Students will learn about the “when [entity] dies at [location]” event block and the “get killer of” block.
The concept of a global variable is introduced. These are really useful, but students should still think about using a script variable instead whenever possible because it’s considered better practice than creating tons of global variables.
The example shows how students can increase the value of a variable by 1 or 100. How could they decrease the value of a variable? Hint: The number in the “change variable by” block can be negative to subtract from the value of the variable.
6. Master Hunter (DIY project)
This is the first time students will create their own global variables. It requires exiting out of the tutorial view by clicking the “Blocks” tab and clicking the “Variables” section to add a new global variable. If they miss this step, they won’t be able to do the rest of the mod!
This project also introduces the “and” block, which allows you to simultaneously check two conditions in an “if” block. Ask students how they could do this same thing without an “and” block. Hint: You could create two “if” statements nested inside each other, each of which checks a different condition.
The last slide of the tutorial suggests that students use the “mod” block for an extension. If students are interested in this, you’ll need to give them a bit of background on what mod is, as it’s not commonly taught in school. Mod is an operation (just like addition or multiplication) that gives the remainder of a division problem. Take the example of 6 mod 4. 6 divided by 4 is 1 with a remainder of 2, so 6 mod 4 is 2.

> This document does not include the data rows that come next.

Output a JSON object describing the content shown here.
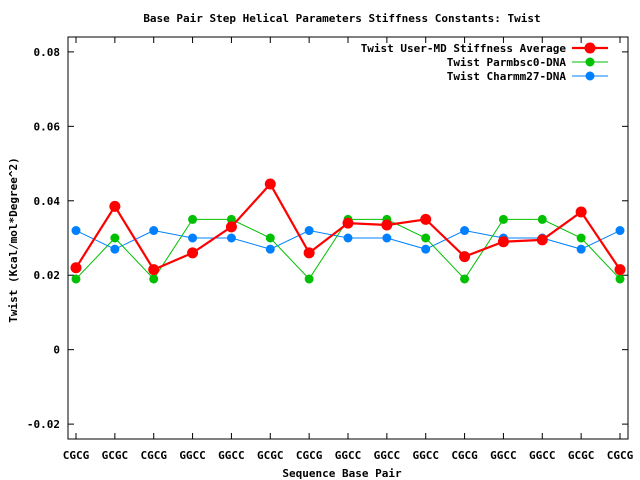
{
  "chart_data": {
    "type": "line",
    "title": "Base Pair Step Helical Parameters Stiffness Constants: Twist",
    "xlabel": "Sequence Base Pair",
    "ylabel": "Twist (Kcal/mol*Degree^2)",
    "categories": [
      "CGCG",
      "GCGC",
      "CGCG",
      "GGCC",
      "GGCC",
      "GCGC",
      "CGCG",
      "GGCC",
      "GGCC",
      "GGCC",
      "CGCG",
      "GGCC",
      "GGCC",
      "GCGC",
      "CGCG"
    ],
    "ylim": [
      -0.024,
      0.084
    ],
    "yticks": [
      -0.02,
      0,
      0.02,
      0.04,
      0.06,
      0.08
    ],
    "ytick_labels": [
      "-0.02",
      "0",
      "0.02",
      "0.04",
      "0.06",
      "0.08"
    ],
    "grid": false,
    "legend_position": "top-right",
    "series": [
      {
        "name": "Twist User-MD Stiffness Average",
        "color": "#ff0000",
        "values": [
          0.022,
          0.0385,
          0.0215,
          0.026,
          0.033,
          0.0445,
          0.026,
          0.034,
          0.0335,
          0.035,
          0.025,
          0.029,
          0.0295,
          0.037,
          0.0215
        ]
      },
      {
        "name": "Twist Parmbsc0-DNA",
        "color": "#00c000",
        "values": [
          0.019,
          0.03,
          0.019,
          0.035,
          0.035,
          0.03,
          0.019,
          0.035,
          0.035,
          0.03,
          0.019,
          0.035,
          0.035,
          0.03,
          0.019
        ]
      },
      {
        "name": "Twist Charmm27-DNA",
        "color": "#0080ff",
        "values": [
          0.032,
          0.027,
          0.032,
          0.03,
          0.03,
          0.027,
          0.032,
          0.03,
          0.03,
          0.027,
          0.032,
          0.03,
          0.03,
          0.027,
          0.032
        ]
      }
    ]
  }
}
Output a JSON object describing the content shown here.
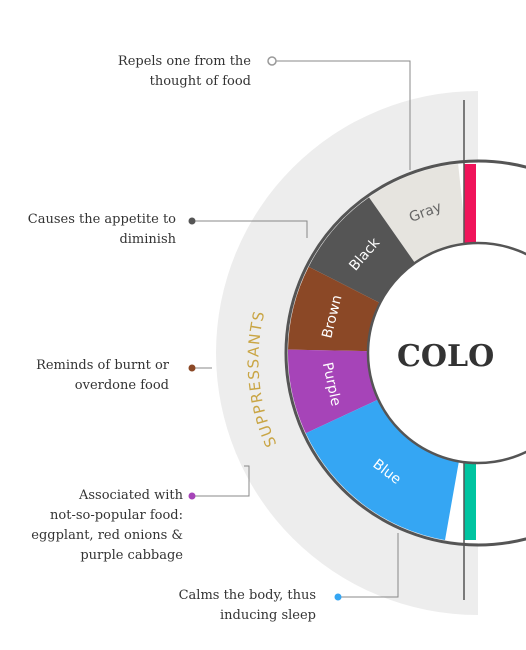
{
  "title_fragment": "COLO",
  "group_label": "SUPPRESSANTS",
  "segments": [
    {
      "label": "Gray",
      "color": "#e6e4df",
      "text_color": "#666666"
    },
    {
      "label": "Black",
      "color": "#555555",
      "text_color": "#ffffff"
    },
    {
      "label": "Brown",
      "color": "#8b4826",
      "text_color": "#ffffff"
    },
    {
      "label": "Purple",
      "color": "#a644b8",
      "text_color": "#ffffff"
    },
    {
      "label": "Blue",
      "color": "#35a6f3",
      "text_color": "#ffffff"
    }
  ],
  "callouts": [
    {
      "text": "Repels one from the\nthought of food",
      "dot_color": "#999999"
    },
    {
      "text": "Causes the appetite to\ndiminish",
      "dot_color": "#555555"
    },
    {
      "text": "Reminds of burnt or\noverdone food",
      "dot_color": "#8b4826"
    },
    {
      "text": "Associated with\nnot-so-popular food:\neggplant, red onions &\npurple cabbage",
      "dot_color": "#a644b8"
    },
    {
      "text": "Calms the body, thus\ninducing sleep",
      "dot_color": "#35a6f3"
    }
  ],
  "colors": {
    "outer_band": "#ededed",
    "ring_outline": "#555555",
    "group_label": "#c9a544",
    "right_top_accent": "#f0145a",
    "right_bottom_accent": "#00c4a0",
    "center_text": "#333333",
    "leader_line": "#888888"
  }
}
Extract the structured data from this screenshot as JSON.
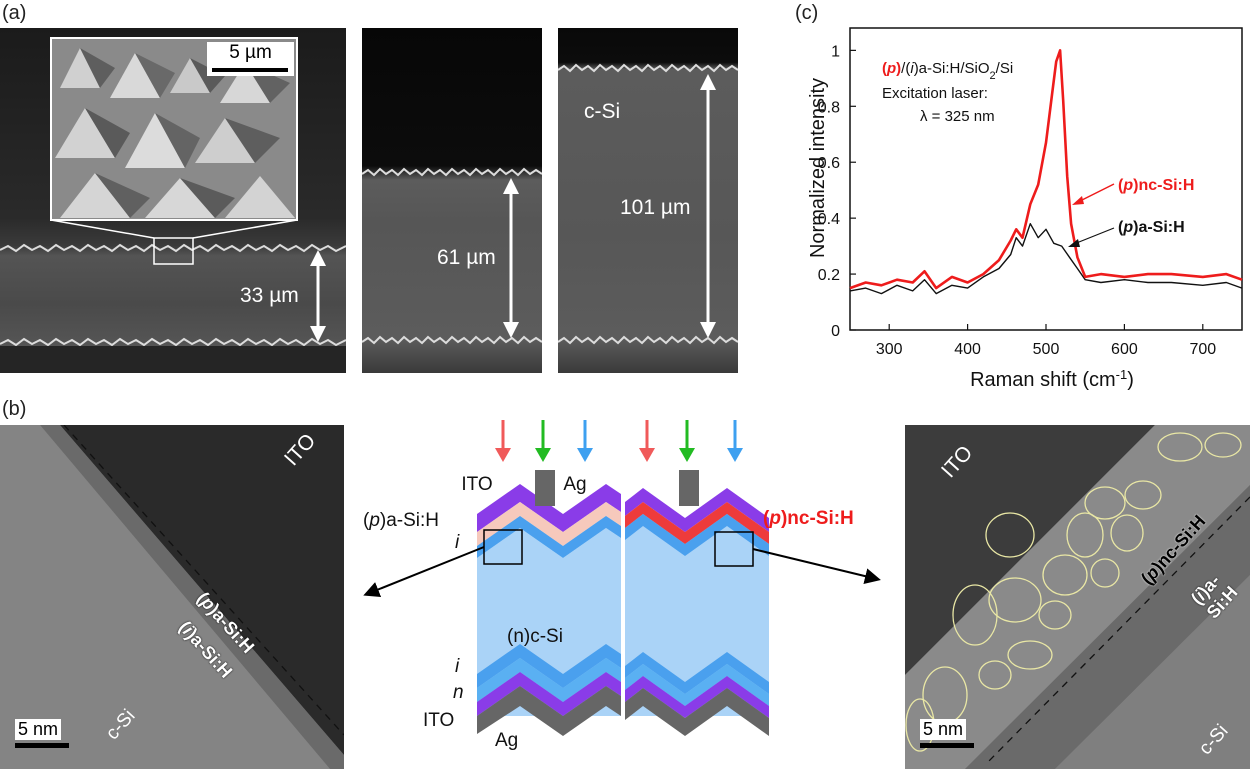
{
  "panels": {
    "a": {
      "letter": "(a)",
      "inset_scale": "5 µm",
      "label_33": "33 µm",
      "label_61": "61 µm",
      "label_101": "101 µm",
      "label_csi": "c-Si"
    },
    "b": {
      "letter": "(b)",
      "left_tem": {
        "ito": "ITO",
        "p_layer": "(p)a-Si:H",
        "i_layer": "(i)a-Si:H",
        "csi": "c-Si",
        "scale": "5 nm"
      },
      "schematic": {
        "ito_top": "ITO",
        "ag_top": "Ag",
        "p_asi": "(p)a-Si:H",
        "i_top": "i",
        "n_csi": "(n)c-Si",
        "i_bottom": "i",
        "n_bottom": "n",
        "ito_bottom": "ITO",
        "ag_bottom": "Ag",
        "p_ncsi": "(p)nc-Si:H"
      },
      "right_tem": {
        "ito": "ITO",
        "p_layer": "(p)nc-Si:H",
        "i_layer": "(i)a-Si:H",
        "csi": "c-Si",
        "scale": "5 nm"
      }
    },
    "c": {
      "letter": "(c)",
      "legend_title": "(p)/(i)a-Si:H/SiO2/Si",
      "legend_line2": "Excitation laser:",
      "legend_line3": "λ = 325 nm",
      "annot_red": "(p)nc-Si:H",
      "annot_black": "(p)a-Si:H"
    }
  },
  "chart_data": {
    "type": "line",
    "xlabel": "Raman shift (cm-1)",
    "ylabel": "Normalized intensity",
    "xlim": [
      250,
      750
    ],
    "ylim": [
      0,
      1.08
    ],
    "xticks": [
      300,
      400,
      500,
      600,
      700
    ],
    "yticks": [
      0,
      0.2,
      0.4,
      0.6,
      0.8,
      1
    ],
    "series": [
      {
        "name": "(p)nc-Si:H",
        "color": "#ee1c1c",
        "x": [
          250,
          270,
          290,
          310,
          330,
          345,
          360,
          380,
          400,
          420,
          440,
          455,
          462,
          470,
          480,
          490,
          500,
          508,
          513,
          518,
          522,
          527,
          532,
          540,
          550,
          570,
          600,
          630,
          660,
          700,
          730,
          750
        ],
        "y": [
          0.15,
          0.17,
          0.16,
          0.18,
          0.17,
          0.21,
          0.15,
          0.19,
          0.17,
          0.2,
          0.25,
          0.32,
          0.36,
          0.33,
          0.45,
          0.52,
          0.67,
          0.85,
          0.96,
          1.0,
          0.82,
          0.55,
          0.38,
          0.26,
          0.19,
          0.2,
          0.19,
          0.2,
          0.2,
          0.19,
          0.2,
          0.18
        ]
      },
      {
        "name": "(p)a-Si:H",
        "color": "#111111",
        "x": [
          250,
          270,
          290,
          310,
          330,
          345,
          360,
          380,
          400,
          420,
          440,
          455,
          462,
          470,
          480,
          490,
          500,
          510,
          520,
          530,
          540,
          550,
          570,
          600,
          630,
          660,
          700,
          730,
          750
        ],
        "y": [
          0.14,
          0.15,
          0.13,
          0.16,
          0.14,
          0.18,
          0.13,
          0.16,
          0.15,
          0.19,
          0.22,
          0.27,
          0.33,
          0.3,
          0.38,
          0.33,
          0.36,
          0.31,
          0.3,
          0.26,
          0.22,
          0.18,
          0.17,
          0.18,
          0.17,
          0.17,
          0.16,
          0.17,
          0.15
        ]
      }
    ]
  },
  "colors": {
    "red": "#ee1c1c",
    "purple": "#8a3ce8",
    "blue": "#4aa0ee",
    "light_blue": "#aad3f7",
    "pink": "#f6c9bc",
    "gray": "#666666",
    "arrow_red": "#f05a5a",
    "arrow_green": "#22bb22",
    "arrow_blue": "#3ea0f0"
  }
}
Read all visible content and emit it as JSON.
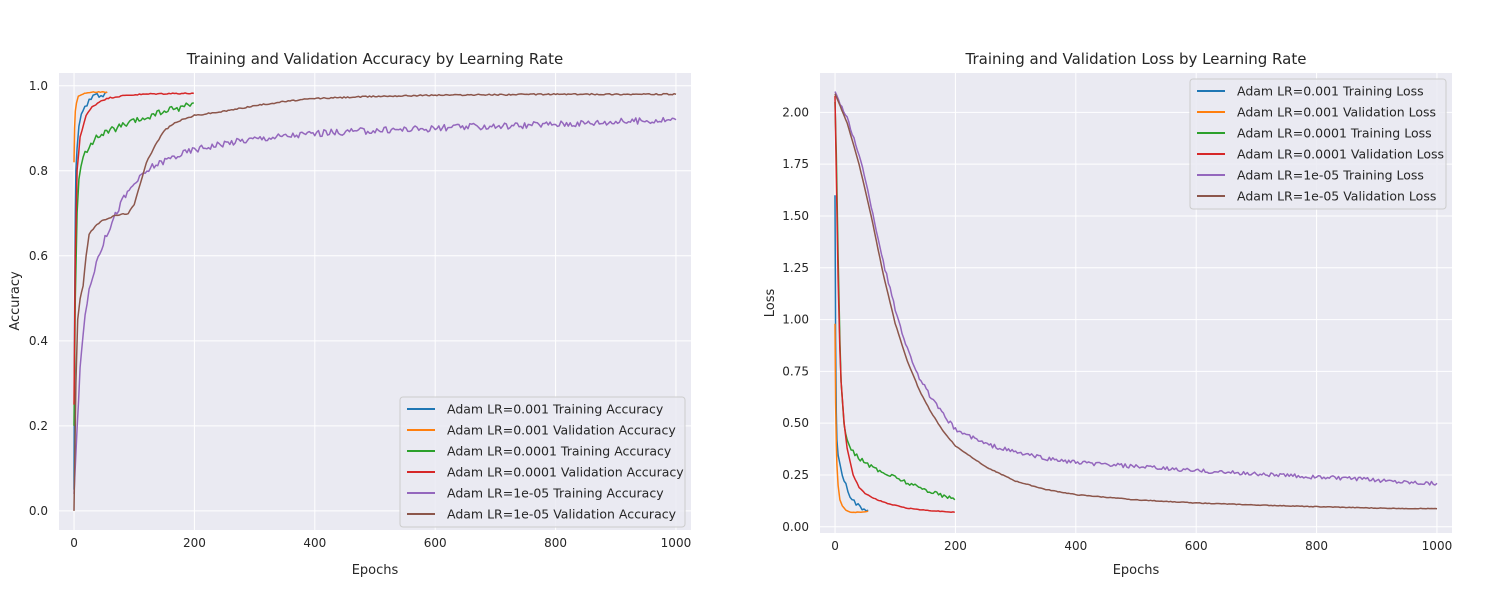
{
  "colors": {
    "plot_bg": "#EAEAF2",
    "grid": "#FFFFFF",
    "series": [
      "#1f77b4",
      "#ff7f0e",
      "#2ca02c",
      "#d62728",
      "#9467bd",
      "#8c564b"
    ]
  },
  "chart_data": [
    {
      "type": "line",
      "title": "Training and Validation Accuracy by Learning Rate",
      "xlabel": "Epochs",
      "ylabel": "Accuracy",
      "xlim": [
        -25,
        1025
      ],
      "ylim": [
        -0.045,
        1.03
      ],
      "xticks": [
        0,
        200,
        400,
        600,
        800,
        1000
      ],
      "yticks": [
        0.0,
        0.2,
        0.4,
        0.6,
        0.8,
        1.0
      ],
      "xtick_labels": [
        "0",
        "200",
        "400",
        "600",
        "800",
        "1000"
      ],
      "ytick_labels": [
        "0.0",
        "0.2",
        "0.4",
        "0.6",
        "0.8",
        "1.0"
      ],
      "grid": true,
      "legend_position": "lower-right",
      "series": [
        {
          "name": "Adam LR=0.001 Training Accuracy",
          "color": "#1f77b4",
          "points": [
            [
              0,
              0.05
            ],
            [
              1,
              0.45
            ],
            [
              2,
              0.7
            ],
            [
              3,
              0.8
            ],
            [
              5,
              0.86
            ],
            [
              8,
              0.9
            ],
            [
              12,
              0.93
            ],
            [
              18,
              0.95
            ],
            [
              25,
              0.965
            ],
            [
              35,
              0.975
            ],
            [
              45,
              0.98
            ],
            [
              55,
              0.985
            ]
          ]
        },
        {
          "name": "Adam LR=0.001 Validation Accuracy",
          "color": "#ff7f0e",
          "points": [
            [
              0,
              0.82
            ],
            [
              1,
              0.9
            ],
            [
              2,
              0.94
            ],
            [
              4,
              0.96
            ],
            [
              7,
              0.975
            ],
            [
              12,
              0.98
            ],
            [
              20,
              0.983
            ],
            [
              35,
              0.985
            ],
            [
              55,
              0.985
            ]
          ]
        },
        {
          "name": "Adam LR=0.0001 Training Accuracy",
          "color": "#2ca02c",
          "points": [
            [
              0,
              0.2
            ],
            [
              2,
              0.5
            ],
            [
              5,
              0.7
            ],
            [
              8,
              0.78
            ],
            [
              15,
              0.83
            ],
            [
              25,
              0.86
            ],
            [
              40,
              0.88
            ],
            [
              60,
              0.895
            ],
            [
              90,
              0.91
            ],
            [
              120,
              0.925
            ],
            [
              150,
              0.94
            ],
            [
              180,
              0.95
            ],
            [
              199,
              0.96
            ]
          ]
        },
        {
          "name": "Adam LR=0.0001 Validation Accuracy",
          "color": "#d62728",
          "points": [
            [
              0,
              0.25
            ],
            [
              2,
              0.6
            ],
            [
              5,
              0.8
            ],
            [
              10,
              0.88
            ],
            [
              20,
              0.93
            ],
            [
              30,
              0.95
            ],
            [
              45,
              0.965
            ],
            [
              60,
              0.972
            ],
            [
              90,
              0.978
            ],
            [
              130,
              0.981
            ],
            [
              170,
              0.982
            ],
            [
              199,
              0.982
            ]
          ]
        },
        {
          "name": "Adam LR=1e-05 Training Accuracy",
          "color": "#9467bd",
          "points": [
            [
              0,
              0.04
            ],
            [
              5,
              0.2
            ],
            [
              10,
              0.33
            ],
            [
              15,
              0.42
            ],
            [
              25,
              0.52
            ],
            [
              40,
              0.6
            ],
            [
              60,
              0.67
            ],
            [
              80,
              0.73
            ],
            [
              100,
              0.77
            ],
            [
              130,
              0.81
            ],
            [
              160,
              0.83
            ],
            [
              200,
              0.85
            ],
            [
              250,
              0.865
            ],
            [
              300,
              0.875
            ],
            [
              400,
              0.888
            ],
            [
              500,
              0.895
            ],
            [
              600,
              0.9
            ],
            [
              700,
              0.905
            ],
            [
              800,
              0.91
            ],
            [
              900,
              0.915
            ],
            [
              1000,
              0.92
            ]
          ]
        },
        {
          "name": "Adam LR=1e-05 Validation Accuracy",
          "color": "#8c564b",
          "points": [
            [
              0,
              0.0
            ],
            [
              3,
              0.3
            ],
            [
              6,
              0.45
            ],
            [
              10,
              0.5
            ],
            [
              15,
              0.53
            ],
            [
              20,
              0.6
            ],
            [
              25,
              0.65
            ],
            [
              35,
              0.67
            ],
            [
              50,
              0.685
            ],
            [
              70,
              0.695
            ],
            [
              90,
              0.7
            ],
            [
              100,
              0.72
            ],
            [
              110,
              0.77
            ],
            [
              120,
              0.82
            ],
            [
              135,
              0.86
            ],
            [
              150,
              0.895
            ],
            [
              170,
              0.915
            ],
            [
              200,
              0.93
            ],
            [
              250,
              0.94
            ],
            [
              300,
              0.953
            ],
            [
              350,
              0.963
            ],
            [
              400,
              0.97
            ],
            [
              500,
              0.975
            ],
            [
              600,
              0.978
            ],
            [
              800,
              0.98
            ],
            [
              1000,
              0.98
            ]
          ]
        }
      ]
    },
    {
      "type": "line",
      "title": "Training and Validation Loss by Learning Rate",
      "xlabel": "Epochs",
      "ylabel": "Loss",
      "xlim": [
        -25,
        1025
      ],
      "ylim": [
        -0.03,
        2.19
      ],
      "xticks": [
        0,
        200,
        400,
        600,
        800,
        1000
      ],
      "yticks": [
        0.0,
        0.25,
        0.5,
        0.75,
        1.0,
        1.25,
        1.5,
        1.75,
        2.0
      ],
      "xtick_labels": [
        "0",
        "200",
        "400",
        "600",
        "800",
        "1000"
      ],
      "ytick_labels": [
        "0.00",
        "0.25",
        "0.50",
        "0.75",
        "1.00",
        "1.25",
        "1.50",
        "1.75",
        "2.00"
      ],
      "grid": true,
      "legend_position": "upper-right",
      "series": [
        {
          "name": "Adam LR=0.001 Training Loss",
          "color": "#1f77b4",
          "points": [
            [
              0,
              1.6
            ],
            [
              1,
              0.9
            ],
            [
              2,
              0.55
            ],
            [
              3,
              0.42
            ],
            [
              5,
              0.35
            ],
            [
              8,
              0.3
            ],
            [
              12,
              0.25
            ],
            [
              18,
              0.2
            ],
            [
              25,
              0.15
            ],
            [
              35,
              0.11
            ],
            [
              45,
              0.09
            ],
            [
              55,
              0.08
            ]
          ]
        },
        {
          "name": "Adam LR=0.001 Validation Loss",
          "color": "#ff7f0e",
          "points": [
            [
              0,
              0.98
            ],
            [
              1,
              0.6
            ],
            [
              2,
              0.4
            ],
            [
              3,
              0.3
            ],
            [
              5,
              0.2
            ],
            [
              8,
              0.13
            ],
            [
              12,
              0.1
            ],
            [
              18,
              0.08
            ],
            [
              25,
              0.07
            ],
            [
              40,
              0.07
            ],
            [
              55,
              0.075
            ]
          ]
        },
        {
          "name": "Adam LR=0.0001 Training Loss",
          "color": "#2ca02c",
          "points": [
            [
              0,
              2.05
            ],
            [
              2,
              1.8
            ],
            [
              5,
              1.3
            ],
            [
              8,
              0.9
            ],
            [
              10,
              0.7
            ],
            [
              15,
              0.5
            ],
            [
              20,
              0.42
            ],
            [
              30,
              0.36
            ],
            [
              45,
              0.32
            ],
            [
              60,
              0.29
            ],
            [
              80,
              0.26
            ],
            [
              100,
              0.24
            ],
            [
              130,
              0.2
            ],
            [
              160,
              0.17
            ],
            [
              199,
              0.13
            ]
          ]
        },
        {
          "name": "Adam LR=0.0001 Validation Loss",
          "color": "#d62728",
          "points": [
            [
              0,
              2.08
            ],
            [
              2,
              1.7
            ],
            [
              5,
              1.2
            ],
            [
              8,
              0.85
            ],
            [
              10,
              0.7
            ],
            [
              15,
              0.5
            ],
            [
              20,
              0.38
            ],
            [
              30,
              0.25
            ],
            [
              40,
              0.19
            ],
            [
              50,
              0.16
            ],
            [
              70,
              0.13
            ],
            [
              90,
              0.11
            ],
            [
              120,
              0.09
            ],
            [
              150,
              0.08
            ],
            [
              199,
              0.07
            ]
          ]
        },
        {
          "name": "Adam LR=1e-05 Training Loss",
          "color": "#9467bd",
          "points": [
            [
              0,
              2.1
            ],
            [
              20,
              1.97
            ],
            [
              40,
              1.8
            ],
            [
              60,
              1.55
            ],
            [
              80,
              1.28
            ],
            [
              100,
              1.05
            ],
            [
              120,
              0.86
            ],
            [
              140,
              0.72
            ],
            [
              160,
              0.62
            ],
            [
              180,
              0.54
            ],
            [
              200,
              0.47
            ],
            [
              250,
              0.4
            ],
            [
              300,
              0.36
            ],
            [
              350,
              0.33
            ],
            [
              400,
              0.31
            ],
            [
              500,
              0.29
            ],
            [
              600,
              0.27
            ],
            [
              700,
              0.255
            ],
            [
              800,
              0.24
            ],
            [
              900,
              0.225
            ],
            [
              1000,
              0.21
            ]
          ]
        },
        {
          "name": "Adam LR=1e-05 Validation Loss",
          "color": "#8c564b",
          "points": [
            [
              0,
              2.09
            ],
            [
              20,
              1.95
            ],
            [
              40,
              1.75
            ],
            [
              60,
              1.5
            ],
            [
              80,
              1.22
            ],
            [
              100,
              0.98
            ],
            [
              120,
              0.8
            ],
            [
              140,
              0.66
            ],
            [
              160,
              0.55
            ],
            [
              180,
              0.46
            ],
            [
              200,
              0.39
            ],
            [
              250,
              0.29
            ],
            [
              300,
              0.22
            ],
            [
              350,
              0.18
            ],
            [
              400,
              0.155
            ],
            [
              500,
              0.13
            ],
            [
              600,
              0.115
            ],
            [
              700,
              0.105
            ],
            [
              800,
              0.097
            ],
            [
              900,
              0.09
            ],
            [
              1000,
              0.087
            ]
          ]
        }
      ]
    }
  ]
}
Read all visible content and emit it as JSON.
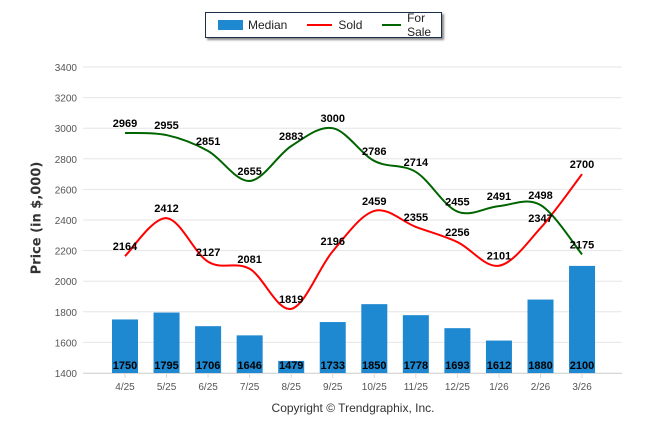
{
  "chart_data": {
    "type": "bar",
    "title": "",
    "xlabel": "",
    "ylabel": "Price (in $,000)",
    "ylim": [
      1400,
      3400
    ],
    "yticks": [
      1400,
      1600,
      1800,
      2000,
      2200,
      2400,
      2600,
      2800,
      3000,
      3200,
      3400
    ],
    "grid": true,
    "legend_position": "top-center",
    "categories": [
      "4/25",
      "5/25",
      "6/25",
      "7/25",
      "8/25",
      "9/25",
      "10/25",
      "11/25",
      "12/25",
      "1/26",
      "2/26",
      "3/26"
    ],
    "series": [
      {
        "name": "Median",
        "kind": "bar",
        "color": "#1e88d0",
        "values": [
          1750,
          1795,
          1706,
          1646,
          1479,
          1733,
          1850,
          1778,
          1693,
          1612,
          1880,
          2100
        ]
      },
      {
        "name": "Sold",
        "kind": "line",
        "color": "#ff0000",
        "values": [
          2164,
          2412,
          2127,
          2081,
          1819,
          2196,
          2459,
          2355,
          2256,
          2101,
          2347,
          2700
        ]
      },
      {
        "name": "For Sale",
        "kind": "line",
        "color": "#006400",
        "values": [
          2969,
          2955,
          2851,
          2655,
          2883,
          3000,
          2786,
          2714,
          2455,
          2491,
          2498,
          2175
        ]
      }
    ]
  },
  "legend": {
    "median": "Median",
    "sold": "Sold",
    "for_sale": "For Sale"
  },
  "footer": {
    "copyright": "Copyright © Trendgraphix, Inc."
  }
}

The “do after” block allows you to delay code so that it doesn’t happen immediately. If students have done coding before, they might be familiar with the “wait” block, but because of the way Minecraft is set up, “wait” blocks don’t work.
One important subtlety to notice is that, although code blocks inside a “do after” block will be delayed, blocks under a “do after” don’t wait.
The “get location away from [location]” block will be tricky for students who haven’t learned about coordinate planes yet. Be prepared to explain what x, y, and z coordinates mean and how you can change these coordinates to move around a three dimensional space.
Ask students to explain the example given. Why does each pig appear where it does?
8. Pigstorm (DIY project)
In this DIY project, students will create zombie pigs by spawning pigs and then casting lightning at the location of the pig.
The bonus slide of the tutorial suggests using the multiplication operator to speed up the lightning strikes. The values you put in a multiplication operator block can be variables or constants.